Very Wide-angle lenses allow unusual crops and angles, raise or lower your camera away from your eyefinder. Don’t point just shoot, this photos can often surprise. There is a reason why are not among the “normal lenses” class!
Closer shots with a wide-angle means including much more of the surrounding. Be careful, at gigs this means backlights and disturbing elements. Composition becomes important, correct exposure vital.
Composition is up to your experience and esthetic, I can’t really help but suggesting to avoid most of the stage things that wouldn’t add anything to you are trying to tell. If you are shooting a guitarist, his pedals and amplifiers are OK but the drum parts or mic pole are useless and disturbing. So be careful.
Exposure can be controlled in several ways on modern cameras. On film I tend to go fully manual, the latitude of exposure of B&W film is tolerant and I play just a bit with the aperture in case I see sudden changes of light.
With digital cameras matrix measuring lights in several areas, it works better. Spot measuring is ok if lights don’t change to often and the subject is not too lively. Otherwise I prefer to use compensation. Learn how the matrix works, it can be over or under sensitive on estimating the impact of backlights. Then you can overexpose +1 (or even more) when strong spots enters your frame.
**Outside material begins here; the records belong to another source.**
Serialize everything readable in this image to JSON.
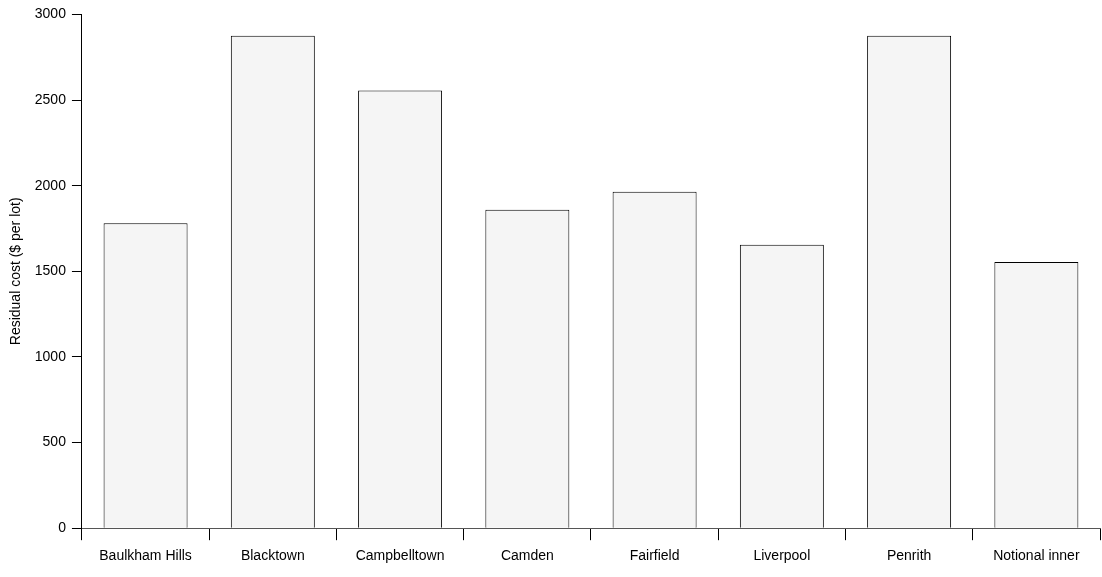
{
  "chart_data": {
    "type": "bar",
    "ylabel": "Residual cost ($ per lot)",
    "categories": [
      "Baulkham Hills",
      "Blacktown",
      "Campbelltown",
      "Camden",
      "Fairfield",
      "Liverpool",
      "Penrith",
      "Notional inner"
    ],
    "values": [
      1780,
      2875,
      2555,
      1860,
      1965,
      1655,
      2875,
      1555
    ],
    "color": "#f5f5f5",
    "ylim": [
      0,
      3000
    ],
    "yticks": [
      0,
      500,
      1000,
      1500,
      2000,
      2500,
      3000
    ],
    "grid": false,
    "legend": false
  }
}
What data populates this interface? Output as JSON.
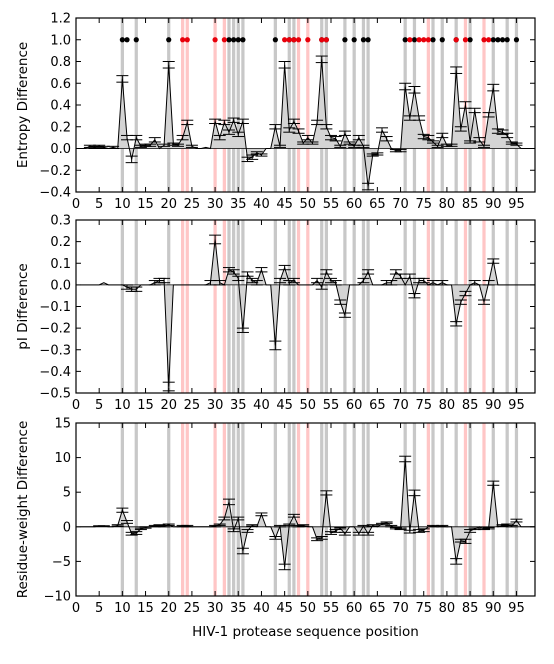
{
  "xlabel": "HIV-1 protease sequence position",
  "colors": {
    "highlight_gray": "#c8c8c8",
    "highlight_red": "#ffc6c6",
    "marker_black": "#000000",
    "marker_red": "#e8000b",
    "line": "#000000",
    "fill": "#d4d4d4"
  },
  "highlights": {
    "gray": [
      10,
      13,
      20,
      33,
      34,
      35,
      36,
      43,
      46,
      47,
      53,
      54,
      58,
      60,
      62,
      63,
      71,
      73,
      77,
      79,
      82,
      85,
      90,
      93,
      95
    ],
    "red": [
      23,
      24,
      30,
      32,
      48,
      50,
      76,
      84,
      88
    ]
  },
  "chart_data": [
    {
      "type": "line",
      "ylabel": "Entropy Difference",
      "ylim": [
        -0.4,
        1.2
      ],
      "yticks": [
        "−0.4",
        "−0.2",
        "0.0",
        "0.2",
        "0.4",
        "0.6",
        "0.8",
        "1.0",
        "1.2"
      ],
      "xlim": [
        0,
        99
      ],
      "xticks": [
        "0",
        "5",
        "10",
        "15",
        "20",
        "25",
        "30",
        "35",
        "40",
        "45",
        "50",
        "55",
        "60",
        "65",
        "70",
        "75",
        "80",
        "85",
        "90",
        "95"
      ],
      "grid": false,
      "markers_at_y": 1.0,
      "markers_black": [
        10,
        11,
        13,
        20,
        33,
        34,
        35,
        36,
        43,
        46,
        47,
        53,
        54,
        58,
        60,
        62,
        63,
        71,
        73,
        77,
        79,
        82,
        85,
        90,
        91,
        92,
        93,
        95
      ],
      "markers_red": [
        23,
        24,
        30,
        32,
        45,
        46,
        47,
        48,
        50,
        53,
        54,
        72,
        74,
        75,
        76,
        82,
        84,
        88,
        89
      ],
      "series": [
        {
          "x": [
            1,
            2,
            3,
            4,
            5,
            6,
            7,
            8,
            9,
            10,
            11,
            12,
            13,
            14,
            15,
            16,
            17,
            18,
            19,
            20,
            21,
            22,
            23,
            24,
            25,
            26,
            27,
            28,
            29,
            30,
            31,
            32,
            33,
            34,
            35,
            36,
            37,
            38,
            39,
            40,
            41,
            42,
            43,
            44,
            45,
            46,
            47,
            48,
            49,
            50,
            51,
            52,
            53,
            54,
            55,
            56,
            57,
            58,
            59,
            60,
            61,
            62,
            63,
            64,
            65,
            66,
            67,
            68,
            69,
            70,
            71,
            72,
            73,
            74,
            75,
            76,
            77,
            78,
            79,
            80,
            81,
            82,
            83,
            84,
            85,
            86,
            87,
            88,
            89,
            90,
            91,
            92,
            93,
            94,
            95,
            96,
            97,
            98,
            99
          ],
          "y": [
            0,
            0,
            0.02,
            0.01,
            0.02,
            0.01,
            0,
            0.01,
            0,
            0.64,
            0.1,
            -0.1,
            0.1,
            0.02,
            0.03,
            0.03,
            0.08,
            0,
            0.03,
            0.77,
            0.04,
            0.03,
            0.1,
            0.24,
            0.02,
            0,
            0,
            0.01,
            0,
            0.25,
            0.1,
            0.24,
            0.15,
            0.26,
            0.13,
            0.25,
            -0.1,
            -0.08,
            -0.04,
            -0.06,
            0,
            0,
            0.2,
            0.02,
            0.77,
            0.17,
            0.25,
            0.16,
            0.05,
            0.1,
            0.05,
            0.24,
            0.82,
            0.2,
            0.1,
            0.09,
            0.02,
            0.14,
            0.05,
            0.02,
            0.1,
            0.02,
            -0.35,
            -0.06,
            -0.05,
            0.17,
            0.09,
            0,
            -0.02,
            -0.02,
            0.57,
            0.28,
            0.54,
            0.28,
            0.11,
            0.1,
            0.06,
            0.02,
            0.12,
            0.03,
            0.03,
            0.72,
            0.18,
            0.4,
            0.06,
            0.35,
            0.08,
            0.02,
            0.31,
            0.56,
            0.16,
            0.15,
            0.12,
            0.05,
            0.04,
            0,
            0,
            0,
            0
          ],
          "err": [
            0,
            0,
            0.01,
            0.01,
            0.01,
            0.01,
            0,
            0.01,
            0,
            0.03,
            0.02,
            0.03,
            0.02,
            0.01,
            0.01,
            0.01,
            0.02,
            0,
            0.01,
            0.03,
            0.01,
            0.01,
            0.02,
            0.02,
            0.01,
            0,
            0,
            0,
            0,
            0.02,
            0.02,
            0.02,
            0.02,
            0.02,
            0.02,
            0.02,
            0.02,
            0.02,
            0.01,
            0.01,
            0,
            0,
            0.02,
            0.01,
            0.03,
            0.02,
            0.02,
            0.02,
            0.01,
            0.02,
            0.01,
            0.02,
            0.03,
            0.02,
            0.02,
            0.02,
            0.01,
            0.02,
            0.01,
            0.01,
            0.02,
            0.01,
            0.03,
            0.01,
            0.01,
            0.02,
            0.02,
            0,
            0.01,
            0.01,
            0.03,
            0.02,
            0.03,
            0.02,
            0.02,
            0.02,
            0.01,
            0.01,
            0.02,
            0.01,
            0.01,
            0.03,
            0.02,
            0.03,
            0.01,
            0.02,
            0.02,
            0.01,
            0.02,
            0.03,
            0.02,
            0.02,
            0.02,
            0.01,
            0.01,
            0,
            0,
            0,
            0
          ]
        }
      ]
    },
    {
      "type": "line",
      "ylabel": "pI Difference",
      "ylim": [
        -0.5,
        0.3
      ],
      "yticks": [
        "−0.5",
        "−0.4",
        "−0.3",
        "−0.2",
        "−0.1",
        "0.0",
        "0.1",
        "0.2",
        "0.3"
      ],
      "xlim": [
        0,
        99
      ],
      "xticks": [
        "0",
        "5",
        "10",
        "15",
        "20",
        "25",
        "30",
        "35",
        "40",
        "45",
        "50",
        "55",
        "60",
        "65",
        "70",
        "75",
        "80",
        "85",
        "90",
        "95"
      ],
      "grid": false,
      "series": [
        {
          "x": [
            1,
            2,
            3,
            4,
            5,
            6,
            7,
            8,
            9,
            10,
            11,
            12,
            13,
            14,
            15,
            16,
            17,
            18,
            19,
            20,
            21,
            22,
            23,
            24,
            25,
            26,
            27,
            28,
            29,
            30,
            31,
            32,
            33,
            34,
            35,
            36,
            37,
            38,
            39,
            40,
            41,
            42,
            43,
            44,
            45,
            46,
            47,
            48,
            49,
            50,
            51,
            52,
            53,
            54,
            55,
            56,
            57,
            58,
            59,
            60,
            61,
            62,
            63,
            64,
            65,
            66,
            67,
            68,
            69,
            70,
            71,
            72,
            73,
            74,
            75,
            76,
            77,
            78,
            79,
            80,
            81,
            82,
            83,
            84,
            85,
            86,
            87,
            88,
            89,
            90,
            91,
            92,
            93,
            94,
            95,
            96,
            97,
            98,
            99
          ],
          "y": [
            0,
            0,
            0,
            0,
            0,
            0.01,
            0,
            0,
            0,
            0,
            -0.01,
            -0.02,
            -0.02,
            0,
            0,
            0,
            0.01,
            0.02,
            0.02,
            -0.47,
            0,
            0,
            0,
            0,
            0,
            0,
            0,
            0,
            0.01,
            0.21,
            0.01,
            0,
            0.07,
            0.06,
            0.03,
            -0.21,
            0.05,
            0.02,
            0.01,
            0.07,
            0,
            0,
            -0.28,
            0.02,
            0.08,
            0.01,
            0.02,
            0,
            0,
            0,
            0,
            0.02,
            -0.01,
            0.06,
            0.02,
            0.01,
            -0.08,
            -0.14,
            0,
            0,
            0,
            0.02,
            0.06,
            0,
            0,
            0,
            0.01,
            0.01,
            0.06,
            0.04,
            0,
            0.04,
            -0.05,
            0.02,
            0.02,
            0,
            0.01,
            0,
            0.01,
            0,
            0,
            -0.18,
            -0.08,
            -0.04,
            0,
            0.01,
            0,
            -0.08,
            0.01,
            0.11,
            0,
            0,
            0,
            0,
            0,
            0,
            0,
            0,
            0
          ],
          "err": [
            0,
            0,
            0,
            0,
            0,
            0,
            0,
            0,
            0,
            0,
            0.01,
            0.01,
            0.01,
            0,
            0,
            0,
            0.01,
            0.01,
            0.01,
            0.02,
            0,
            0,
            0,
            0,
            0,
            0,
            0,
            0,
            0.01,
            0.02,
            0.01,
            0,
            0.01,
            0.01,
            0.01,
            0.01,
            0.01,
            0.01,
            0.01,
            0.01,
            0,
            0,
            0.02,
            0.01,
            0.01,
            0.01,
            0.01,
            0,
            0,
            0,
            0,
            0.01,
            0.01,
            0.01,
            0.01,
            0.01,
            0.01,
            0.01,
            0,
            0,
            0,
            0.01,
            0.01,
            0,
            0,
            0,
            0.01,
            0.01,
            0.01,
            0.01,
            0,
            0.01,
            0.01,
            0.01,
            0.01,
            0,
            0.01,
            0,
            0.01,
            0,
            0,
            0.01,
            0.01,
            0.01,
            0,
            0.01,
            0,
            0.01,
            0.01,
            0.01,
            0,
            0,
            0,
            0,
            0,
            0,
            0,
            0,
            0
          ]
        }
      ]
    },
    {
      "type": "line",
      "ylabel": "Residue-weight Difference",
      "ylim": [
        -10,
        15
      ],
      "yticks": [
        "−10",
        "−5",
        "0",
        "5",
        "10",
        "15"
      ],
      "xlim": [
        0,
        99
      ],
      "xticks": [
        "0",
        "5",
        "10",
        "15",
        "20",
        "25",
        "30",
        "35",
        "40",
        "45",
        "50",
        "55",
        "60",
        "65",
        "70",
        "75",
        "80",
        "85",
        "90",
        "95"
      ],
      "grid": false,
      "series": [
        {
          "x": [
            1,
            2,
            3,
            4,
            5,
            6,
            7,
            8,
            9,
            10,
            11,
            12,
            13,
            14,
            15,
            16,
            17,
            18,
            19,
            20,
            21,
            22,
            23,
            24,
            25,
            26,
            27,
            28,
            29,
            30,
            31,
            32,
            33,
            34,
            35,
            36,
            37,
            38,
            39,
            40,
            41,
            42,
            43,
            44,
            45,
            46,
            47,
            48,
            49,
            50,
            51,
            52,
            53,
            54,
            55,
            56,
            57,
            58,
            59,
            60,
            61,
            62,
            63,
            64,
            65,
            66,
            67,
            68,
            69,
            70,
            71,
            72,
            73,
            74,
            75,
            76,
            77,
            78,
            79,
            80,
            81,
            82,
            83,
            84,
            85,
            86,
            87,
            88,
            89,
            90,
            91,
            92,
            93,
            94,
            95,
            96,
            97,
            98,
            99
          ],
          "y": [
            0,
            0,
            0,
            0,
            0.1,
            0.1,
            0,
            0,
            0.2,
            2.4,
            0.7,
            -1.0,
            -0.9,
            -0.3,
            -0.1,
            0,
            0.1,
            0.2,
            0.1,
            0.3,
            0,
            0,
            0.1,
            0.1,
            0,
            0,
            0,
            0,
            0,
            0.1,
            0.3,
            1.2,
            3.6,
            -0.5,
            1.2,
            -3.5,
            -0.6,
            0.2,
            0,
            1.8,
            0,
            0,
            -1.6,
            0.1,
            -5.8,
            0.3,
            1.6,
            0.1,
            0.2,
            0,
            0,
            -1.8,
            -1.6,
            4.9,
            -0.9,
            -0.6,
            -0.2,
            -1.0,
            0,
            0,
            -1.0,
            0.1,
            -1.0,
            0.2,
            0,
            0.4,
            0.6,
            0.1,
            -0.2,
            -0.3,
            9.8,
            -0.7,
            4.9,
            -0.6,
            -0.5,
            0,
            0.1,
            0,
            0.1,
            0,
            0,
            -5.0,
            -2.0,
            -2.1,
            -0.6,
            -0.3,
            0,
            -0.3,
            -0.2,
            6.3,
            0,
            0.2,
            0.3,
            0.1,
            0.9,
            0,
            0,
            0,
            0
          ],
          "err": [
            0,
            0,
            0,
            0,
            0.05,
            0.05,
            0,
            0,
            0.1,
            0.3,
            0.2,
            0.2,
            0.2,
            0.1,
            0.1,
            0,
            0.1,
            0.1,
            0.1,
            0.1,
            0,
            0,
            0.1,
            0.1,
            0,
            0,
            0,
            0,
            0,
            0.1,
            0.1,
            0.2,
            0.4,
            0.2,
            0.2,
            0.4,
            0.2,
            0.1,
            0,
            0.2,
            0,
            0,
            0.2,
            0.1,
            0.4,
            0.1,
            0.2,
            0.1,
            0.1,
            0,
            0,
            0.2,
            0.2,
            0.3,
            0.2,
            0.2,
            0.1,
            0.2,
            0,
            0,
            0.2,
            0.1,
            0.2,
            0.1,
            0,
            0.1,
            0.1,
            0.1,
            0.1,
            0.1,
            0.4,
            0.2,
            0.4,
            0.2,
            0.2,
            0,
            0.1,
            0,
            0.1,
            0,
            0,
            0.4,
            0.2,
            0.3,
            0.2,
            0.1,
            0,
            0.1,
            0.1,
            0.3,
            0,
            0.1,
            0.1,
            0.1,
            0.2,
            0,
            0,
            0,
            0
          ]
        }
      ]
    }
  ]
}
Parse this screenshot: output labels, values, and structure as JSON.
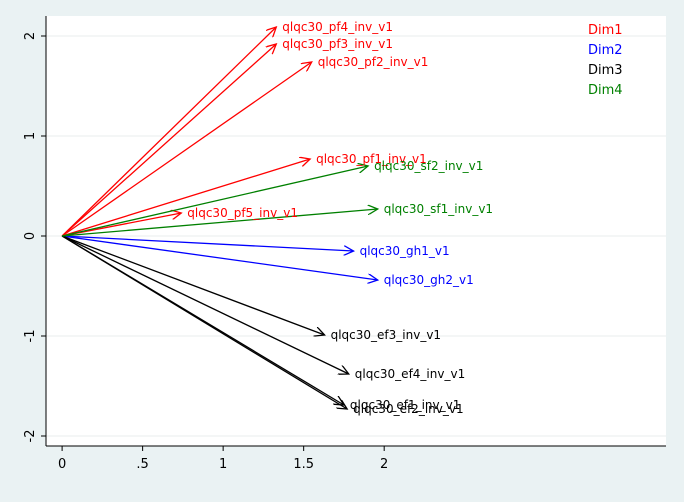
{
  "chart_data": {
    "type": "vector-biplot",
    "title": "",
    "xlabel": "",
    "ylabel": "",
    "xlim": [
      -0.1,
      3.75
    ],
    "ylim": [
      -2.1,
      2.2
    ],
    "x_ticks": [
      0,
      0.5,
      1,
      1.5,
      2
    ],
    "x_tick_labels": [
      "0",
      ".5",
      "1",
      "1.5",
      "2"
    ],
    "y_ticks": [
      -2,
      -1,
      0,
      1,
      2
    ],
    "y_tick_labels": [
      "-2",
      "-1",
      "0",
      "1",
      "2"
    ],
    "grid": "horizontal",
    "legend_position": "top-right",
    "series": [
      {
        "name": "Dim1",
        "color": "#ff0000",
        "vectors": [
          {
            "label": "qlqc30_pf4_inv_v1",
            "x": 1.33,
            "y": 2.09
          },
          {
            "label": "qlqc30_pf3_inv_v1",
            "x": 1.33,
            "y": 1.92
          },
          {
            "label": "qlqc30_pf2_inv_v1",
            "x": 1.55,
            "y": 1.74
          },
          {
            "label": "qlqc30_pf1_inv_v1",
            "x": 1.54,
            "y": 0.77
          },
          {
            "label": "qlqc30_pf5_inv_v1",
            "x": 0.74,
            "y": 0.23
          }
        ]
      },
      {
        "name": "Dim2",
        "color": "#0000ff",
        "vectors": [
          {
            "label": "qlqc30_gh1_v1",
            "x": 1.81,
            "y": -0.15
          },
          {
            "label": "qlqc30_gh2_v1",
            "x": 1.96,
            "y": -0.44
          }
        ]
      },
      {
        "name": "Dim3",
        "color": "#000000",
        "vectors": [
          {
            "label": "qlqc30_ef3_inv_v1",
            "x": 1.63,
            "y": -0.99
          },
          {
            "label": "qlqc30_ef4_inv_v1",
            "x": 1.78,
            "y": -1.38
          },
          {
            "label": "qlqc30_ef1_inv_v1",
            "x": 1.75,
            "y": -1.69
          },
          {
            "label": "qlqc30_ef2_inv_v1",
            "x": 1.77,
            "y": -1.73
          }
        ]
      },
      {
        "name": "Dim4",
        "color": "#008000",
        "vectors": [
          {
            "label": "qlqc30_sf2_inv_v1",
            "x": 1.9,
            "y": 0.7
          },
          {
            "label": "qlqc30_sf1_inv_v1",
            "x": 1.96,
            "y": 0.27
          }
        ]
      }
    ]
  }
}
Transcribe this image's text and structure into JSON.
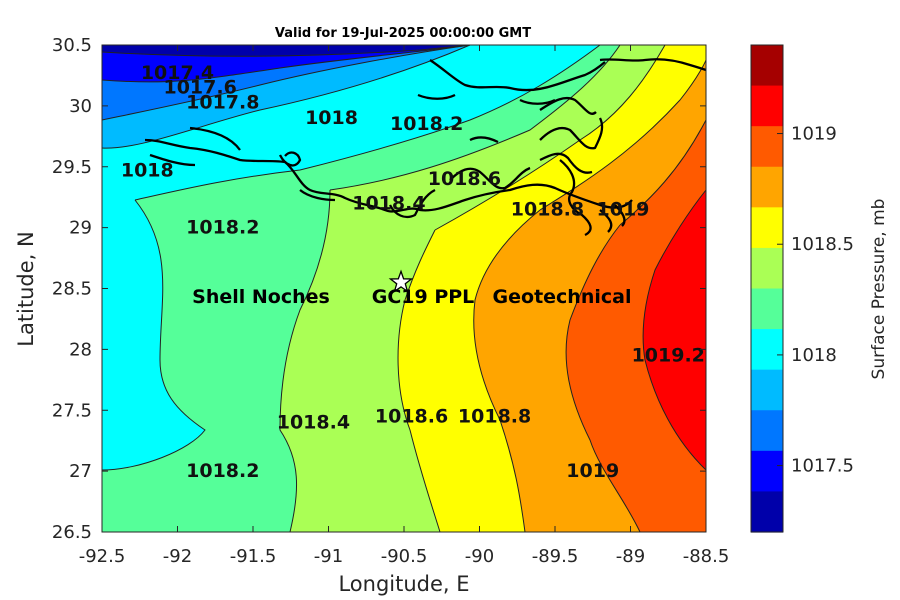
{
  "title": "Valid for 19-Jul-2025 00:00:00 GMT",
  "x_axis": {
    "label": "Longitude, E",
    "ticks": [
      "-92.5",
      "-92",
      "-91.5",
      "-91",
      "-90.5",
      "-90",
      "-89.5",
      "-89",
      "-88.5"
    ]
  },
  "y_axis": {
    "label": "Latitude, N",
    "ticks": [
      "30.5",
      "30",
      "29.5",
      "29",
      "28.5",
      "28",
      "27.5",
      "27",
      "26.5"
    ]
  },
  "colorbar": {
    "label": "Surface Pressure, mb",
    "ticks": [
      "1019",
      "1018.5",
      "1018",
      "1017.5"
    ],
    "colors_top_to_bottom": [
      "#a50000",
      "#ff0000",
      "#ff5a00",
      "#ffa500",
      "#ffff00",
      "#aaff55",
      "#55ff99",
      "#00ffff",
      "#00bbff",
      "#0077ff",
      "#0000ff",
      "#0000aa"
    ]
  },
  "map": {
    "lon_range": [
      -92.5,
      -88.5
    ],
    "lat_range": [
      26.5,
      30.5
    ],
    "site": {
      "name_parts": [
        "Shell Noches",
        "GC19 PPL",
        "Geotechnical"
      ],
      "lon": -90.52,
      "lat": 28.55,
      "marker": "star-icon"
    },
    "contour_labels": [
      {
        "text": "1017.4",
        "lon": -92.0,
        "lat": 30.22
      },
      {
        "text": "1017.6",
        "lon": -91.85,
        "lat": 30.1
      },
      {
        "text": "1017.8",
        "lon": -91.7,
        "lat": 29.98
      },
      {
        "text": "1018",
        "lon": -90.98,
        "lat": 29.85
      },
      {
        "text": "1018.2",
        "lon": -90.35,
        "lat": 29.8
      },
      {
        "text": "1018",
        "lon": -92.2,
        "lat": 29.42
      },
      {
        "text": "1018.2",
        "lon": -91.7,
        "lat": 28.95
      },
      {
        "text": "1018.4",
        "lon": -90.6,
        "lat": 29.15
      },
      {
        "text": "1018.6",
        "lon": -90.1,
        "lat": 29.35
      },
      {
        "text": "1018.8",
        "lon": -89.55,
        "lat": 29.1
      },
      {
        "text": "1019",
        "lon": -89.05,
        "lat": 29.1
      },
      {
        "text": "1019.2",
        "lon": -88.75,
        "lat": 27.9
      },
      {
        "text": "1018.2",
        "lon": -91.7,
        "lat": 26.95
      },
      {
        "text": "1018.4",
        "lon": -91.1,
        "lat": 27.35
      },
      {
        "text": "1018.6",
        "lon": -90.45,
        "lat": 27.4
      },
      {
        "text": "1018.8",
        "lon": -89.9,
        "lat": 27.4
      },
      {
        "text": "1019",
        "lon": -89.25,
        "lat": 26.95
      }
    ]
  }
}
Curiously, as with B&W negatives, I realized that even with digital files it is better having a raw file overexposed that underexposed.
As a nice policy behaviour, being very close to the musician does not exempt you to remember they are playing and you may be an intrusive nuisance, to them first , to the audience who’s enjoing the gig, second, and to any other photographer who doesn’t want to have your camera in the picture. Remember you are not alone.